Yeah, it could get expensive. Of course, for the small time guys who don't have a large tractor and only one or two wagons, it could be a life saver. I like Luke's suggestion about surge brakes - seems like a simple solution.


----------



## Farmerbrown2 (Sep 25, 2018)

Not a bad idea for one or two wagons I will look into that if I get some more steep ground.


----------



## Dirtboy (Apr 5, 2015)

I have a jd 5520 4wd with loader I pull a 336 and 18' wagon similar to your situation. I Have wheel weights and have some hilly ground have never had an issue but like everyone says you have to use your head. I will usually leave the windrows on the steepest ground for when the wagons empty


----------



## slowzuki (Mar 8, 2011)

I have a 336 and a 348, we pull stacked wagons and forage king baskets in some steepish hills.

The 336 has a trick to help, it has a kicker offset axle but no kicker so it puts a lot of weight on the tractor. Our experience:

50 hp kubota 4wd 6500 lb - not enough power or traction with wagons, fine with baler or part baskets.
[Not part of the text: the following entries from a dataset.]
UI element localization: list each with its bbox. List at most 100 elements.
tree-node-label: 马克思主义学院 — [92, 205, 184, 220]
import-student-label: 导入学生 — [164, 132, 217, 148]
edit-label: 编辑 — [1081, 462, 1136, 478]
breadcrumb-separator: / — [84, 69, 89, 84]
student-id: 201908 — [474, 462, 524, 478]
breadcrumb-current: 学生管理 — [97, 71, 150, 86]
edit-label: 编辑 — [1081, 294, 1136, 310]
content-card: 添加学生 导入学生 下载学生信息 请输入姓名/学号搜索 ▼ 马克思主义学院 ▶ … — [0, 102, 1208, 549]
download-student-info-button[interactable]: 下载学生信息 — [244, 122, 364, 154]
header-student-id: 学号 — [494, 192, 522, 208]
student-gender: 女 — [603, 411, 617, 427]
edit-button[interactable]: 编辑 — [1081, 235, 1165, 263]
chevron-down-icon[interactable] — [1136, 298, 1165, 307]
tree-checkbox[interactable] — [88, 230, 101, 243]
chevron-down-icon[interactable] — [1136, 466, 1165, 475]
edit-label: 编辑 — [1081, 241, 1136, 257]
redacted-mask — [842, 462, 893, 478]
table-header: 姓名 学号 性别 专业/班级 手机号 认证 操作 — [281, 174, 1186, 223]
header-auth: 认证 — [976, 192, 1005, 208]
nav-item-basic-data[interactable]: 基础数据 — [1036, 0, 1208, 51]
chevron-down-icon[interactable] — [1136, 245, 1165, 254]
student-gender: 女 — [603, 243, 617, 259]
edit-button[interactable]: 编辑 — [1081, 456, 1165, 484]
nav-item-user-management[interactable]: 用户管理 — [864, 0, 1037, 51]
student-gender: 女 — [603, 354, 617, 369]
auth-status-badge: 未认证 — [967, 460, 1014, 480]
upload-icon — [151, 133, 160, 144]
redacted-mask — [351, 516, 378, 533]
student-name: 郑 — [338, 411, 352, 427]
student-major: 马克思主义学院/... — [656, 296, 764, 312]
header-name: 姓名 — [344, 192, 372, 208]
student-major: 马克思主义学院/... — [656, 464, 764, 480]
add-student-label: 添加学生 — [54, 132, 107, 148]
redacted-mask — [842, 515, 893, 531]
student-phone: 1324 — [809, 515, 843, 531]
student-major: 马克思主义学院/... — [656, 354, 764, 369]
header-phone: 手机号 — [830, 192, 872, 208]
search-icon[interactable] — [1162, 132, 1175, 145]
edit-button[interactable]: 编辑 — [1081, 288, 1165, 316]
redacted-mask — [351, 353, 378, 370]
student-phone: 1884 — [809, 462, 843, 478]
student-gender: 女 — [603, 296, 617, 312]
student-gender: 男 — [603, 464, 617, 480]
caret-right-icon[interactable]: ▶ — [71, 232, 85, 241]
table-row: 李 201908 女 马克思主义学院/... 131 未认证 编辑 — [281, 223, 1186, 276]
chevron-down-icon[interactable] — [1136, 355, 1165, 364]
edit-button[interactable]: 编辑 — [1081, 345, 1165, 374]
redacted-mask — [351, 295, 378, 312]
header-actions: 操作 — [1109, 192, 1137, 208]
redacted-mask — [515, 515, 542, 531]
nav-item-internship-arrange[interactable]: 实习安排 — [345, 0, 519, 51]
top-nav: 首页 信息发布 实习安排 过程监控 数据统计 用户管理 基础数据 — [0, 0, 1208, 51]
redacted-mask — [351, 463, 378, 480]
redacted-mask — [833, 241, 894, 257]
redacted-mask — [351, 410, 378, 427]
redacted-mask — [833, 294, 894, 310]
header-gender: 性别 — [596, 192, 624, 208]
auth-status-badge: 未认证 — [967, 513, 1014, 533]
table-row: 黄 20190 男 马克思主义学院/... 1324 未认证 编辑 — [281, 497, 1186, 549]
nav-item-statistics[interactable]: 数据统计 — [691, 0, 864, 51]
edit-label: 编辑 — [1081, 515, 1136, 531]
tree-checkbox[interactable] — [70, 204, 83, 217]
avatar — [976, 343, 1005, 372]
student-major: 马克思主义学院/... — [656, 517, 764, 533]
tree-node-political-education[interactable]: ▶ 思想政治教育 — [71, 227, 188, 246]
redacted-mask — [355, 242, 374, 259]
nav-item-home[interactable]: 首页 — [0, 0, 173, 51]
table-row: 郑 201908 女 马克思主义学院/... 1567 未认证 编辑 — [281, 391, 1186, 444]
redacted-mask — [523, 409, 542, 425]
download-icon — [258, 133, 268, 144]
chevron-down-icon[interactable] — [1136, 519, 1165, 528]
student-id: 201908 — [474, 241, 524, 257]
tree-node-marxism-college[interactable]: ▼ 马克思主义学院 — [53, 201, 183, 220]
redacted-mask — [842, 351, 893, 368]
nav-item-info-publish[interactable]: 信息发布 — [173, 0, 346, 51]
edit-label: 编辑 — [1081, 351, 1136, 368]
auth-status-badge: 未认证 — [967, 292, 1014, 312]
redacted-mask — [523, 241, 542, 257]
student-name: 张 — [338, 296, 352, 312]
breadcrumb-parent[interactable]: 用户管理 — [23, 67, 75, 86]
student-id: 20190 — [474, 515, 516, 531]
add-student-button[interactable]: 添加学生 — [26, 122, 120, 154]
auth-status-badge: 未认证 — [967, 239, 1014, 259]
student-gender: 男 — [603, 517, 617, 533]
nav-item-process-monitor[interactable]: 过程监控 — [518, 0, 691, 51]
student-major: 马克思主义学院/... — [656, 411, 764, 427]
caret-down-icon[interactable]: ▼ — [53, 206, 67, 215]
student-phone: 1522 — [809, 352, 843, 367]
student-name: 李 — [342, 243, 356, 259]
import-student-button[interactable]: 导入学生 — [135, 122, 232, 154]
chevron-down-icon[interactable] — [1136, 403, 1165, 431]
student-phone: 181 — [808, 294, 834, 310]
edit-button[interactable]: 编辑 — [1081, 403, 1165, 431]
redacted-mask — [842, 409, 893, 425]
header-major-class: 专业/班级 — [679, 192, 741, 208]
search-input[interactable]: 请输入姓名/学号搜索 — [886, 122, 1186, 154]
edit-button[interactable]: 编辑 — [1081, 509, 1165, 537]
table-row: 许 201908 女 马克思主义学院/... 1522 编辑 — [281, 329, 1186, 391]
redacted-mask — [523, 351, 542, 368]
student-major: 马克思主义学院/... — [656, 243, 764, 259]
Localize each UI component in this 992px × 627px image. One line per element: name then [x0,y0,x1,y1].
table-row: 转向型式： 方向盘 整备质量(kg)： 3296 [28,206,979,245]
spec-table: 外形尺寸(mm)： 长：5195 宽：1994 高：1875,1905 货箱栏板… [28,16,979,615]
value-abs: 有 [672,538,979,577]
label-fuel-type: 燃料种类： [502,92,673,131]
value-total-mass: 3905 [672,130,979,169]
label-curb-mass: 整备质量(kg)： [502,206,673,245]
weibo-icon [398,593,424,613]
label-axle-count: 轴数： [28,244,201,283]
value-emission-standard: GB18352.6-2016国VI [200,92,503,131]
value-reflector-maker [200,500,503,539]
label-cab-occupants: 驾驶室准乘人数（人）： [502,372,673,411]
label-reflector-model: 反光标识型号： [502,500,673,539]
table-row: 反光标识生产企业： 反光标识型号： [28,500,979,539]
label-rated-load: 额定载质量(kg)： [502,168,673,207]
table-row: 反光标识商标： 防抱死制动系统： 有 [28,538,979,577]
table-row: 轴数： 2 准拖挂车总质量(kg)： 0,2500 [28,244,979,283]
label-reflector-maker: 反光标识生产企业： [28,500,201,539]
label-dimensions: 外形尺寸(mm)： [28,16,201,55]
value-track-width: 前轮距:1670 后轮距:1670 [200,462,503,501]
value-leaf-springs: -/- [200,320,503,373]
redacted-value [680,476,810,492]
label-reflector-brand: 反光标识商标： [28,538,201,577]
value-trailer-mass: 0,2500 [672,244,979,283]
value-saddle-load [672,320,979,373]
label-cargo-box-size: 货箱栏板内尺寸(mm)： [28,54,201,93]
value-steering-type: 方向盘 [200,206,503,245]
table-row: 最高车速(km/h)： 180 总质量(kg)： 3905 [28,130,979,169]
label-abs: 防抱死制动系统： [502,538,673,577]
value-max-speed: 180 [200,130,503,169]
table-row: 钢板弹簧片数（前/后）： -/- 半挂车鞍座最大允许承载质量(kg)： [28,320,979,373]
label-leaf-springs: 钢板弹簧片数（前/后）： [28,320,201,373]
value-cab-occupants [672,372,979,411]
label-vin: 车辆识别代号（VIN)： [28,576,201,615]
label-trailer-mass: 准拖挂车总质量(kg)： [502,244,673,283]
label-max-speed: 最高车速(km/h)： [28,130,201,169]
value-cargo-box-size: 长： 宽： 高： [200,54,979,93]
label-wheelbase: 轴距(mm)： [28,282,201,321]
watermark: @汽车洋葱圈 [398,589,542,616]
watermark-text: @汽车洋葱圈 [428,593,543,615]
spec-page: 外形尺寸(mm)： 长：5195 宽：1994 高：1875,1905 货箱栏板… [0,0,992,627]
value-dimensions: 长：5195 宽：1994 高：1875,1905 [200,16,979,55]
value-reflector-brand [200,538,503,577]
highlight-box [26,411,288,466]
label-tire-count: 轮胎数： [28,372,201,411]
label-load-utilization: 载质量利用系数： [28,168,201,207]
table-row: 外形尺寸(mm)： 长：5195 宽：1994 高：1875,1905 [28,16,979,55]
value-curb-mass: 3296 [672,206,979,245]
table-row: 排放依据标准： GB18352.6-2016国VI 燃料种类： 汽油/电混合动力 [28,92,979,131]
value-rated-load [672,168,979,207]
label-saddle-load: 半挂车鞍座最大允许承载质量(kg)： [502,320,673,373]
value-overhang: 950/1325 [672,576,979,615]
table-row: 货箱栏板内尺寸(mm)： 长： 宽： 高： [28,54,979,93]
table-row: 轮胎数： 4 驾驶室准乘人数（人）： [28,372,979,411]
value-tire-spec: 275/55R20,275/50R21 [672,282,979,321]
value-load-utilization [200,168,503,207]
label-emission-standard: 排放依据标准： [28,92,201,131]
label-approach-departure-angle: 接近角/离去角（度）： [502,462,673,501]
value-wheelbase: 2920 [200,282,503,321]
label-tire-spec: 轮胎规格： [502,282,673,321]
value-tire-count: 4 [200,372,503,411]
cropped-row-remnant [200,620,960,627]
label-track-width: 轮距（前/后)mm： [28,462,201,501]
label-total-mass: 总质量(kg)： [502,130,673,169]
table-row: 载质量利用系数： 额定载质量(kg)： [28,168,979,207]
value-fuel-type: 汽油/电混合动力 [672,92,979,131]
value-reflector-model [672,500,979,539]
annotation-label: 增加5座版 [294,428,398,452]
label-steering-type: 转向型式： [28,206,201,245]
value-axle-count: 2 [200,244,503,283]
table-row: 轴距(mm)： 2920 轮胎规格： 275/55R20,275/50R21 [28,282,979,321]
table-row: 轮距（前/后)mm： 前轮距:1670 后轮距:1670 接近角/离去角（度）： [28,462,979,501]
52 hp IH 584 4wd 9000 lb - barely enough power, lots of traction in 4wd, hydraulics would suck air even when overfilled by 5 gallons.

52 hp IH 585 2wd, 6500 lb - not enough traction, would spin out long before running out of power. Not heavy enough going down hills, the wagons alone would jacknife this tractor.

60 hp CIH JX75 4wd 7500 lb or so? - worked quite well really in 4wd even with wagon, spun out in 2wd.

85 hp MF5455 4wd, 12,000 lb - spins out in 2wd now the tires are unloaded. In 4wd its very relaxing and doesn't notice weight of wagon with 250 bales.

I used to stack thrower racks at a different farm that would put 280+ bales on. They used a Ford 3600 with filled tires. I have been on the wagon coming down a hill where the baler jack knifed the tractor and pushed it sideways down a mild hill. It wasn't even a full load on the wagon. I don't know much about a 3600 diesel, I'm guessing 45 hp or so? Felt similar to the IH585.


----------



## mlappin (Jun 25, 2009)

I mow with a White 2-110 and bale with another 2-110, according to TractorData minimum weight was 11,865lbs.

I've had the discbine push the mowing tractor around when turning on a hillside with dew on the grass.

If you have to either do the steepest hills with an empty wagon then when half full goto the flatter part of the field if you can or just plan on only filling half full on the worst fields.

Like what has already been pointed out, a heavy tractor won't help to much as the wagon will just push the baler around.


----------